Raphaël Dallaporta, Impersonnel ! (Prix Niépce 2019)
Raphaël Dallaporta et Héraclite
Raphaël Dallaporta (né en 1980, vit et travaille à Paris) est un photographe français qui refusant l’étiquette de plasticien se situe entre les sciences et une forme de réflexion conceptuelle sur les images (entre autres photographiques) du « réel » (l’ensemble des faits) et en l’occurrence de certains objets factuels (viscères, mines, vestiges archéologiques, etc.) qui ont donné lieu à des séries photographiques rigoureuses et fécondes.

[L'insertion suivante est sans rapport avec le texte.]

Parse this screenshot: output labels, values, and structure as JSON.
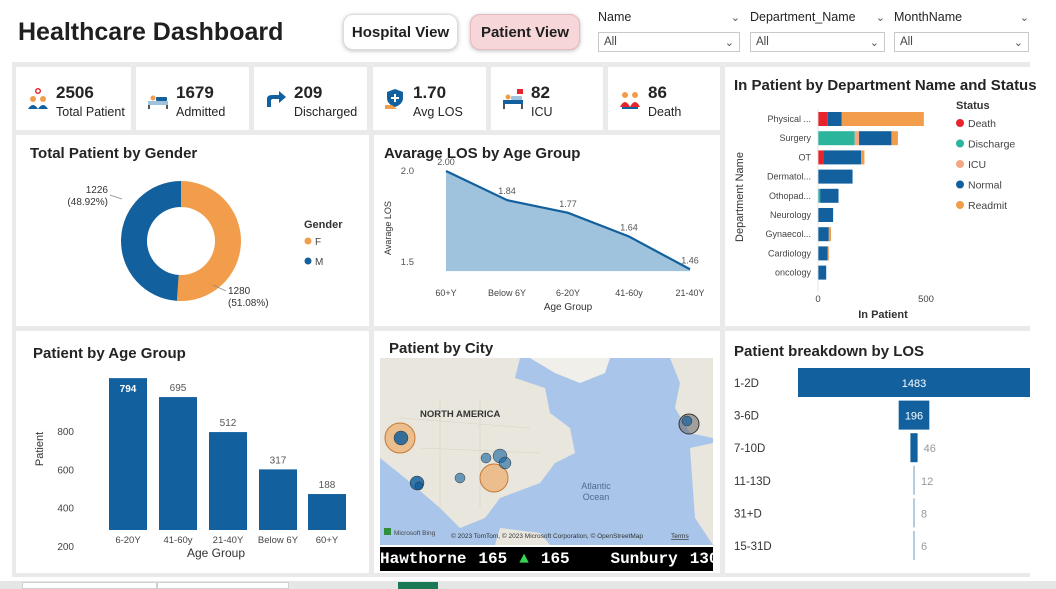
{
  "header": {
    "title": "Healthcare Dashboard",
    "hospital_view": "Hospital View",
    "patient_view": "Patient View"
  },
  "slicers": [
    {
      "label": "Name",
      "value": "All"
    },
    {
      "label": "Department_Name",
      "value": "All"
    },
    {
      "label": "MonthName",
      "value": "All"
    }
  ],
  "kpis": [
    {
      "value": "2506",
      "label": "Total Patient",
      "icon": "patients-icon"
    },
    {
      "value": "1679",
      "label": "Admitted",
      "icon": "hospital-bed-icon"
    },
    {
      "value": "209",
      "label": "Discharged",
      "icon": "discharge-arrow-icon"
    },
    {
      "value": "1.70",
      "label": "Avg LOS",
      "icon": "shield-hand-icon"
    },
    {
      "value": "82",
      "label": "ICU",
      "icon": "icu-bed-icon"
    },
    {
      "value": "86",
      "label": "Death",
      "icon": "mourning-icon"
    }
  ],
  "colors": {
    "blue": "#12609e",
    "orange": "#f19d4b",
    "red": "#e8232b",
    "teal": "#2ab59c",
    "salmon": "#f4a884",
    "area": "#9fc3dc",
    "light_bar": "#b5cde0"
  },
  "gender_card": {
    "title": "Total Patient by Gender",
    "legend_title": "Gender",
    "label_m": "1226",
    "label_m_pct": "(48.92%)",
    "label_f": "1280",
    "label_f_pct": "(51.08%)"
  },
  "los_age_card": {
    "title": "Avarage LOS by Age Group",
    "ylabel": "Avarage LOS",
    "xlabel": "Age Group"
  },
  "dept_card": {
    "title": "In Patient by Department Name and Status",
    "ylabel": "Department Name",
    "xlabel": "In Patient",
    "legend_title": "Status"
  },
  "age_card": {
    "title": "Patient by Age Group",
    "ylabel": "Patient",
    "xlabel": "Age Group"
  },
  "city_card": {
    "title": "Patient by City",
    "region_label": "NORTH AMERICA",
    "ocean_label_1": "Atlantic",
    "ocean_label_2": "Ocean",
    "bing": "Microsoft Bing",
    "attribution": "© 2023 TomTom, © 2023 Microsoft Corporation, © OpenStreetMap",
    "terms": "Terms",
    "ticker": [
      {
        "city": "Hawthorne",
        "value": "165",
        "arrow": "▲",
        "value2": "165"
      },
      {
        "city": "Sunbury",
        "value": "130"
      }
    ]
  },
  "los_card": {
    "title": "Patient breakdown by LOS"
  },
  "chart_data": [
    {
      "type": "pie",
      "title": "Total Patient by Gender",
      "legend_title": "Gender",
      "categories": [
        "F",
        "M"
      ],
      "values": [
        1280,
        1226
      ],
      "percent": [
        51.08,
        48.92
      ],
      "legend_position": "right"
    },
    {
      "type": "area",
      "title": "Avarage LOS by Age Group",
      "categories": [
        "60+Y",
        "Below 6Y",
        "6-20Y",
        "41-60y",
        "21-40Y"
      ],
      "values": [
        2.0,
        1.84,
        1.77,
        1.64,
        1.46
      ],
      "ylabel": "Avarage LOS",
      "xlabel": "Age Group",
      "yticks": [
        "2.0",
        "1.5"
      ],
      "ylim": [
        1.45,
        2.0
      ]
    },
    {
      "type": "bar",
      "orientation": "horizontal",
      "stacked": true,
      "title": "In Patient by Department Name and Status",
      "categories": [
        "Physical ...",
        "Surgery",
        "OT",
        "Dermatol...",
        "Othopad...",
        "Neurology",
        "Gynaecol...",
        "Cardiology",
        "oncology"
      ],
      "series": [
        {
          "name": "Death",
          "values": [
            45,
            0,
            25,
            0,
            0,
            0,
            0,
            0,
            0
          ]
        },
        {
          "name": "Discharge",
          "values": [
            0,
            170,
            0,
            0,
            10,
            0,
            0,
            0,
            0
          ]
        },
        {
          "name": "ICU",
          "values": [
            0,
            20,
            0,
            0,
            0,
            0,
            0,
            0,
            0
          ]
        },
        {
          "name": "Normal",
          "values": [
            65,
            150,
            175,
            160,
            85,
            70,
            50,
            45,
            38
          ]
        },
        {
          "name": "Readmit",
          "values": [
            380,
            30,
            15,
            0,
            0,
            0,
            10,
            5,
            0
          ]
        }
      ],
      "xticks": [
        "0",
        "500"
      ],
      "xlim": [
        0,
        500
      ],
      "ylabel": "Department Name",
      "xlabel": "In Patient",
      "legend_title": "Status",
      "legend_position": "right"
    },
    {
      "type": "bar",
      "title": "Patient by Age Group",
      "categories": [
        "6-20Y",
        "41-60y",
        "21-40Y",
        "Below 6Y",
        "60+Y"
      ],
      "values": [
        794,
        695,
        512,
        317,
        188
      ],
      "ylabel": "Patient",
      "xlabel": "Age Group",
      "yticks": [
        "800",
        "600",
        "400",
        "200",
        "0"
      ],
      "ylim": [
        0,
        800
      ]
    },
    {
      "type": "bar",
      "title": "Patient breakdown by LOS",
      "chart_style": "funnel",
      "categories": [
        "1-2D",
        "3-6D",
        "7-10D",
        "11-13D",
        "31+D",
        "15-31D"
      ],
      "values": [
        1483,
        196,
        46,
        12,
        8,
        6
      ]
    }
  ]
}
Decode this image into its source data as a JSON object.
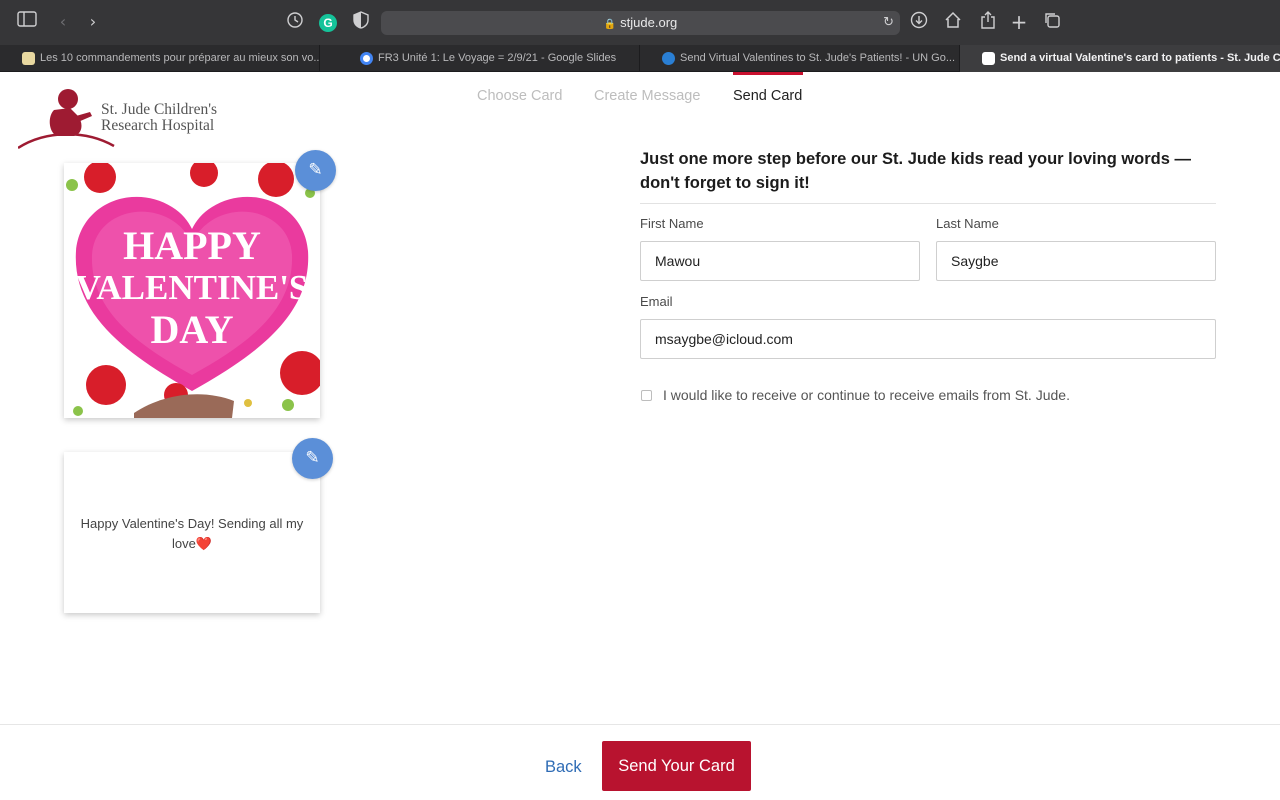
{
  "browser": {
    "url": "stjude.org",
    "toolbar_icons": [
      "sidebar-icon",
      "back-icon",
      "forward-icon",
      "history-icon",
      "grammarly-icon",
      "privacy-shield-icon",
      "reload-icon",
      "download-icon",
      "home-icon",
      "share-icon",
      "new-tab-icon",
      "tab-overview-icon"
    ],
    "grammarly_letter": "G",
    "tabs": [
      {
        "label": "Les 10 commandements pour préparer au mieux son vo...",
        "favicon_color": "#e8d8a0",
        "active": false
      },
      {
        "label": "FR3 Unité 1: Le Voyage = 2/9/21 - Google Slides",
        "favicon_color": "#4285f4",
        "active": false
      },
      {
        "label": "Send Virtual Valentines to St. Jude's Patients! - UN Go...",
        "favicon_color": "#2a7fd4",
        "active": false
      },
      {
        "label": "Send a virtual Valentine's card to patients - St. Jude C...",
        "favicon_color": "#c8102e",
        "active": true
      }
    ]
  },
  "logo": {
    "line1": "St. Jude Children's",
    "line2": "Research Hospital"
  },
  "steps": [
    {
      "label": "Choose Card",
      "active": false
    },
    {
      "label": "Create Message",
      "active": false
    },
    {
      "label": "Send Card",
      "active": true
    }
  ],
  "card": {
    "front_text": [
      "HAPPY",
      "VALENTINE'S",
      "DAY"
    ],
    "message": "Happy Valentine's Day! Sending all my love❤️"
  },
  "form": {
    "headline": "Just one more step before our St. Jude kids read your loving words — don't forget to sign it!",
    "first_name_label": "First Name",
    "first_name_value": "Mawou",
    "last_name_label": "Last Name",
    "last_name_value": "Saygbe",
    "email_label": "Email",
    "email_value": "msaygbe@icloud.com",
    "optin_label": "I would like to receive or continue to receive emails from St. Jude.",
    "optin_checked": false
  },
  "footer": {
    "back_label": "Back",
    "send_label": "Send Your Card"
  },
  "colors": {
    "brand_red": "#b8132f",
    "link_blue": "#2f6cb5",
    "edit_blue": "#5b8fd8"
  }
}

Il y a chez Raphaël Dallaporta pourtant plus que le simple questionnement concernant la photographie, laquelle est sur la sellette depuis des décennies, en particulier avec le courant de la Photographie Objective issue de l’École de Düsseldorf (voir nos articles sur Thomas Ruff, Thomas Struth et Thomas Demand).
En effet, l’artiste français dans le choix de ses sujets convoque toujours une dimension plus universelle que le simple objet documentaire, au point de confronter, notamment dans la série « Trouble » (2016), la maxime d’Héraclite (« À ceux qui descendent dans les mêmes fleuves surviennent toujours d’autres et d’autres eaux. ») à une forme d’expérimentation consistant à filmer et saisir au Polaroid les ondes produites par sa propre immersion dans un plan d’eau particulier, celui de Pont-d’Arc, procurant à la performance une dimension originaire supplémentaire. Cette action, proche dans l’esprit de Fluxus et évoquant aussi Anna Mendieta (voir notre article), souligne bien que les dénégations de Raphaël Dallaporta quant à une dimension autre que simplement photographique de son travail n’est pas d'une bonne foi totale. Tout au contraire dans chacune de ses séries on perçoit un propos plus large que ce qui est documenté. De surcroît la mise en forme presque minimaliste du documentaire introduit d’emblée la suspicion quant à l’évidence (visuelle) de ce qui est montré. Il y a dans la mise en page sinon la mise en scène ou la composition un effet d’ironie contaminant l’intégrité de la fonction documentaire.
L’hypothétique neutralité de la photographie
La neutralité photographique et son ambiguïté est un des thèmes récurrents du travail de Raphaël Dallaporta. Ainsi, les mines antipersonnelles qui composent la première série des travaux du photographe (exposition qui a révélé, en 1974 à Arles lors du festival éponyme, le photographe au grand public) ne sont pas « montrées » comme dans un catalogue informatif ou une archive photographique à la Bernd et Hilla Becher.
Certes il n’y pas de dramatisation à la façon d’un reportage sur le vif illustrant les méfaits de ces armes par la tragédie contingente d’une de leurs victimes. Certes, Raphaël Dallaporta dresse bien un inventaire macabre, à l’échelle un, sans aucun accessoire. Mais il réalise ces images hors contexte, sur fond noir, comme dans un écrin, avec, en outre, un éclairage digne d’objets publicitaires de luxe. La forme bien que frontale et austère n’en contredit pas moins le « fond », à savoir un réquisitoire muet contre les mines antipersonnelles.
Cette première série cumule déjà tous les ressorts du travail du photographe français, la suivante « Esclavage Domestique » utilisera exactement les mêmes procédés. La mise en forme est une de ces constantes, elle emprunte les atours de la rigueur documentaire appuyée par un texte descriptif de l’objet. Cependant l’écrit descriptif qui accompagne l’image est presque systématiquement hors contexte, ce n’est en général rien de plus qu’une notice technique. C’est une des autres caractéristiques du corpus de Raphaël Dallaporta. Les images sont décontextualisées à la lisière de l’esthétisation. Dans la série "Antipersonnelle" Il n’y a aucune mise en perspective quant à l’usage létal, à la dimension politique, économique et humanitaire. Le photographe reste muet. Cependant s’il ne se prononce pas dans ses photographies il met néanmoins le regardeur en situation de doute sur ce qui est représenté et ce qui est dit, à lui en fonction des informations (d’apparence) neutres qui lui sont procurées de prendre position.